Ci sono quelli che se gli chiedi a cosa pensano quando corrono da soli, ti dicono che non pensano a niente, che lasciano il cervello libero e che si concentrano soltanto sulle sensazione del loro corpo.
Poi ci sono quelli che ti dicono che loro si concentrano, che pensano a tutte le cose che gli succedono e riescono, nell'estasi dello sforzo fisico, ad elaborare pensieri alti e importanti. Oppure ricevono l'illuminazione e risolvono i problemi del lavoro.
Tu invece che fai?
Diciamo metà e metà.
Se sei stanco dal lavoro (intendi mentalmente, che i lavori faticosi sono altri!) di solito accendi la musica e riesci ad estraniarti dall'ambiente esterno fino a raggiungere una sorta di nirvana del pensiero.
Ma la volta che riesci a concentrarti su qualcosa, di solito sono cazzate senza senso. Altro che pensieri alti o poetici.

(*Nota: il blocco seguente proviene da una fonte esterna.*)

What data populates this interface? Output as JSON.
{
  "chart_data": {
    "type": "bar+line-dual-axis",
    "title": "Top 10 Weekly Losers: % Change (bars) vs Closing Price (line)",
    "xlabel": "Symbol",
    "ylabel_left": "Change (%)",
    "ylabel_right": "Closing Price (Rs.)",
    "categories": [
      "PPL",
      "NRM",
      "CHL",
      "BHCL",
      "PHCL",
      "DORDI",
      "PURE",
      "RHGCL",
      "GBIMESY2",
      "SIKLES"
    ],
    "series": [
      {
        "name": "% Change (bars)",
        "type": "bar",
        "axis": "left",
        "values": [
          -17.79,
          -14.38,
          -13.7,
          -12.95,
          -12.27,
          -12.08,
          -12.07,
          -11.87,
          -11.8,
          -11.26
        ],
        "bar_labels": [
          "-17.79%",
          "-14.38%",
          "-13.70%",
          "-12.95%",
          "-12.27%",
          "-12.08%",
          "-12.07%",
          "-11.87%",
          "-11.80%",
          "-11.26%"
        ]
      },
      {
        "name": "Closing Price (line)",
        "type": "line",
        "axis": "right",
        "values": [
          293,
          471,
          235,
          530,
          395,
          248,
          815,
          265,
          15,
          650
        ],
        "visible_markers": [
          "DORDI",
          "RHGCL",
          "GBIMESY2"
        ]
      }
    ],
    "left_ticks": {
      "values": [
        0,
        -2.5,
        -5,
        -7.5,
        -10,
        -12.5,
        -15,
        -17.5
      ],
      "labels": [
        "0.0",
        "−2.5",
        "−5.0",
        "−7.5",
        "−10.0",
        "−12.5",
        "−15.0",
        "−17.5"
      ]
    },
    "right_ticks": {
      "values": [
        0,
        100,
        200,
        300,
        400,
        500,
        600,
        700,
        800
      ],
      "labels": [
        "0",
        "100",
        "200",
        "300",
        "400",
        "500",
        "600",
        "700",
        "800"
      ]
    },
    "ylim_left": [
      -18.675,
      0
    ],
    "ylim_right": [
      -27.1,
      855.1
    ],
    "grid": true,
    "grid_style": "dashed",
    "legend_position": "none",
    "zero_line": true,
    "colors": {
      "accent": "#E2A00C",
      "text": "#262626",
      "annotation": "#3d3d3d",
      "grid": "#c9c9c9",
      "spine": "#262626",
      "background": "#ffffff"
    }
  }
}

Di seguito un esempio illuminante.
L'altro sera, viste le cattive condizioni meteorologiche, ti sei ritrovato a correre un'oretta sul tapis roulant e per un tortuoso sentiero dei tuoi neuroni ti sei ritrovato a ragionare su quanto tempo, partendo da fermo, il tuo tappeto arriva alla velocità media che ti eri prefissato di 6 minuti al kilometro. Lasciando perdere il modo più semplice e lineare (cioè azzerare il tappeto e ripartire cronometrando il tempo di accellerazione) hai cominciato ad immaginarti la funzione velocità in un asse cartesiano velocità/tempo. Hai pensato al fatto che l'area al di sotto della funzione rappresenta la distanza percorsa. Hai pensato che è necessario approssimare la parte variabile della funzione come lineare, anche se in realtà avrebbe una forma da funzione cubica. E nella tua mente hai impostato la funzione che, una volta risolta, ti avrebbe dato come risultato l'incognita x (cioè il tempo in cui il tappeto raggiunge la velocità costante) conoscendo in quanto tempo riesci a percorrere un kilometro.
Poi sarà stato il fatto che le unità di misura erano difficili da far combaciare tra loro (tempo in secondi o minuti, velocità in kilometri all'ora o minuti al kilometro) o più semplicemente perché, seppur con un passo lento, stavi correndo e il sangue non affluiva con la necessaria portata al cervello essendo occupato da altre parti, ma alla fine è passata un'ora senza essere riuscito a risolvere numericamente l'equazione impostata.
Tanto che ti era rimasto il tarlo e il giorno dopo, mentre percorrevi la linea 3 della metropolitana tra San Donato a Duomo, hai dovuto armarti di carta e penna e risolvere il problema che aveva agitato i sogni della notte precedente.
La cosa strana è che questo stratagemma del concentrarti su un problema apparentemente futile ma matematicamente rigoroso ti ha fatto volare quell'ora di corsa da solo sul tappeto che altrimenti ti sarebbe sembrata eterna.
Due insegnamenti da questi ragionamenti.
a) La fisica e la matematica a livello di scuole superiori (diciamo i primi anni delle scuole superiori) sono cose che ti sono sempre piaciute e che ti affascinano anche adesso. Soprattutto la consapevolezza che la matematica è la grammatica della natura.
b) I runners (in generale e te in particolare) sono dei pazzi disadattati senza speranza.